この辺は田舎で、近所付き合いも結構あるし、町内の方は大体顔見知り。



けれど……あの子は見たことがない。




最近引っ越してきたなんて噂も聞かないし。




あの少女については疑問がいっぱいだな。





時間は気がつくと15分経過していた。



どうして現れないの?




そう思っていると、ヒョンと少女は現れた。


「ごめんなさいね、遅くなって。」


「あなた……何者?」


急に現れたり、消えたり。


普通の人間じゃないわ。


「そうねぇ……その話はまた今度詳しくさせてもらうわ。
私の望みを叶えてくれたら…ね?」


この少女の望み?


「望みって……あなたの望みって何?」



「復讐…よ。
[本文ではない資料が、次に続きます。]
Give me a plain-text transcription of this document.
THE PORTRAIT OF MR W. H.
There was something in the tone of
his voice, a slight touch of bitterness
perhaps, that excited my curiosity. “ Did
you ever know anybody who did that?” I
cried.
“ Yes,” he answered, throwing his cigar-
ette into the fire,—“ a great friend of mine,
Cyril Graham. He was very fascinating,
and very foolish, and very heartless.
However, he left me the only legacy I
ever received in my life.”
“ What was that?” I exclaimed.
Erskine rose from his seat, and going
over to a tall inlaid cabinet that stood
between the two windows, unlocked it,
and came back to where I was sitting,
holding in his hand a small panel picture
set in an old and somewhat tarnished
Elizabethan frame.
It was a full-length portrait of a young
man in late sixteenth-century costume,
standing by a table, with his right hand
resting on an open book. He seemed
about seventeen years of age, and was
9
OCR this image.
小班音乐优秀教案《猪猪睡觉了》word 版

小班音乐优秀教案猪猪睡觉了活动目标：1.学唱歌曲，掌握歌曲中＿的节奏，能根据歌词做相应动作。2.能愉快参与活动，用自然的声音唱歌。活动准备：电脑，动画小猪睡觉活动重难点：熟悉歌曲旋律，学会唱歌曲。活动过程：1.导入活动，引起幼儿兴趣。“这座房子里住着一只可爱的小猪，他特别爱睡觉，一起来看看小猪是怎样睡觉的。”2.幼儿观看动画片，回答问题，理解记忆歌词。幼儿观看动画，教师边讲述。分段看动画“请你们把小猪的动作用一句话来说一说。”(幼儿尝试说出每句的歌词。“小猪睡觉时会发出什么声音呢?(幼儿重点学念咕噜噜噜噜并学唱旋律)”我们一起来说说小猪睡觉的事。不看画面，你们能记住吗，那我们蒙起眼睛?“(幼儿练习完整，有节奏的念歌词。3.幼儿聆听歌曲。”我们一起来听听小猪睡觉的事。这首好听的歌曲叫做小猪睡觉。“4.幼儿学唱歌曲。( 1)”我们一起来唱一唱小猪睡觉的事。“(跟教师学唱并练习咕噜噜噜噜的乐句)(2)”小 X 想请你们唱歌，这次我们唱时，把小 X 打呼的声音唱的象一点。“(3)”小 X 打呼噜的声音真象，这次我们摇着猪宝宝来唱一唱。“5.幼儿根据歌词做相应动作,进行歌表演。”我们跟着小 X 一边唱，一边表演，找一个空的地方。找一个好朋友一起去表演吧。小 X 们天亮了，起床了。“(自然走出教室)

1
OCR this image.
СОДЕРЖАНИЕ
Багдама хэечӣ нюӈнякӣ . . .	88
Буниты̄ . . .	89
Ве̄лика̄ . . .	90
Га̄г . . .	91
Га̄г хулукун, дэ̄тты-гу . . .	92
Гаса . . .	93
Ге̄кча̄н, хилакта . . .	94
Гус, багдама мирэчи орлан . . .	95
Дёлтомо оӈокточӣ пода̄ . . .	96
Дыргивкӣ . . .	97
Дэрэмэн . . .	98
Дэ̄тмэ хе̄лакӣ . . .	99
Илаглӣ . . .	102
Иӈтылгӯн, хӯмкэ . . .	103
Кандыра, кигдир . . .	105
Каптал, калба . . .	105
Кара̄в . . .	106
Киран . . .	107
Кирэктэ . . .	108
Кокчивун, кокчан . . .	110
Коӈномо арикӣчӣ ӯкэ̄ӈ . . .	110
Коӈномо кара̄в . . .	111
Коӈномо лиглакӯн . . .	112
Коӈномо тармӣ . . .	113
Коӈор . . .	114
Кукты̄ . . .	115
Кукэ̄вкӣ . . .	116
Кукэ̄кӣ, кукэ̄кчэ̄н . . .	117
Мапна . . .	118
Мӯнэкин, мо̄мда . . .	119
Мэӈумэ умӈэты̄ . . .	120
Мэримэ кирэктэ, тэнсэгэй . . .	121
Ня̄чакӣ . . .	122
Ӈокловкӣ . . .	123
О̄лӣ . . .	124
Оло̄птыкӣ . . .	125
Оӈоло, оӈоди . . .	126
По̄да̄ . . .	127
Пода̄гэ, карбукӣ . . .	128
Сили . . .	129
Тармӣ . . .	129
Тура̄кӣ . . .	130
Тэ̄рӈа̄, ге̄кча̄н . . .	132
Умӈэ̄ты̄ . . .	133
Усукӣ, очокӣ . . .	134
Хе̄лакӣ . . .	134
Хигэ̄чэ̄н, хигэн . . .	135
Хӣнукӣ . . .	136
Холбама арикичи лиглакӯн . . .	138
」



復讐?


あ、前にも言ってたような。



「誰に?」



「この人よ。」




これって……








太Tじゃん。



「太田先生になんであなたが復讐を?」



「私は許さないから。」



えっ?



「私はその人に殺されたようなものよ。」





「え、どういうこと?」



「あぁ……ごめんなさい。私としたことが、話す順序を間違えてしまったわ。
まずは、両親の真実よ。」



「う、うん……」



「両親は……あなたの両親は……
交通事故じゃない。」


それは昨日も聞いた。


交通事故じゃないなら、何?








「自殺よ。」








えっ……


自殺?


私の両親が?


なんで?どうして?




「ごめんなさい。私のせいなの。」



「両親が自殺してしまったことと、あなたに何の関係があるの?」



もう……分からないよ。



「混乱させてごめんなさい。ごめん。」




全く理解出来ないよ。



頭に浮かぶのは、"?" ばっかり。